Ginny Spaulding is a member of the Channing Board of Trustees and has a private counseling practice in Newport.
Sunday, January 19: Rev. Bill Zelazny
In the Midst of it: Southern Unitarians and Universalists in the Civil Rights Era
Unitarians and Universalists in Southern cities were in the midst of the fight against segregation, often engaging in heroic efforts to confront this social evil, sometimes at the risk of attack to their person and their churches. On this Martin Luther King Sunday Bill will recall for us some of the episodes of U and U churches doing what they could to combat segregationist attitudes and practices.
Sunday, January 26: Rodney Davis
Taking a Stand Does Not Mean Standing Still
What does it mean to take a stand? Why should I? What does it require for me to really do? These questions often run through our minds when we are approached to get involved with some issue or cause. Yet we are seeing more and more people standing on the sidelines and not engaged in the fight. Long-time community leader and activist, Rodney Davis will address this issue with the sermon: His talk will address some of the challenges that we face and how we can be courageous in these critical times.

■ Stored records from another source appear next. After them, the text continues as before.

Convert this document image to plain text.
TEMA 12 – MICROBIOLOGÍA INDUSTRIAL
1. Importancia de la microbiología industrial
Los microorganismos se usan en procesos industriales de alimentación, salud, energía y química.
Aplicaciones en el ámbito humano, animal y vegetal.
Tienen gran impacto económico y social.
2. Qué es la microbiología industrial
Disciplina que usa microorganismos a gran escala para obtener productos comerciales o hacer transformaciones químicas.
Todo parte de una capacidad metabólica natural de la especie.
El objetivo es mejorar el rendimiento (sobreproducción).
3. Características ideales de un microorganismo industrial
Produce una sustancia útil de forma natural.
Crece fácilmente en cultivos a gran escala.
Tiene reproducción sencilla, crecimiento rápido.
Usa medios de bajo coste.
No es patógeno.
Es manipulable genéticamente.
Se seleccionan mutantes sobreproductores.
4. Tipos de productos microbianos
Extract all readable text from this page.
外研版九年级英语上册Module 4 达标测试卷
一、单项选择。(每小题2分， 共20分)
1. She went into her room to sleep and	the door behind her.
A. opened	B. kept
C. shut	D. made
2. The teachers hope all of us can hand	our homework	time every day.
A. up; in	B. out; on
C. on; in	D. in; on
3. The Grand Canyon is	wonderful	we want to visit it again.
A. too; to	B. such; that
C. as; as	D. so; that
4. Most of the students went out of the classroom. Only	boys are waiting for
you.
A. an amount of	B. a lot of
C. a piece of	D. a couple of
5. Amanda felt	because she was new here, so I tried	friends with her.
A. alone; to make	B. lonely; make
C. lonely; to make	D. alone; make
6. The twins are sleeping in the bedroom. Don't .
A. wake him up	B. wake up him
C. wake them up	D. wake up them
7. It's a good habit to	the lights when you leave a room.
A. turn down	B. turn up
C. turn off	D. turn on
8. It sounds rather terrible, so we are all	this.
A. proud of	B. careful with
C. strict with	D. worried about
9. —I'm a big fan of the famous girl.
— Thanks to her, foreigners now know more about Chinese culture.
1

Newport native, Rodney Davis, has worked with the educational reform organization, Big Picture Learning, the group that created the Met School and a network of 200 schools around the globe. In 2019, he was selected as a Diversity Leadership Scholar with College Unbound and is pursuing a degree in Organizational Leadership and Change. He served as president of Rhode Island Pride for 20 years and president of the Rhode Island Alliance for Lesbian and Gay Civil Rights. He continues to be actively involved in community advocacy and education. He lives in Coventry RI with his partner Brian Mills.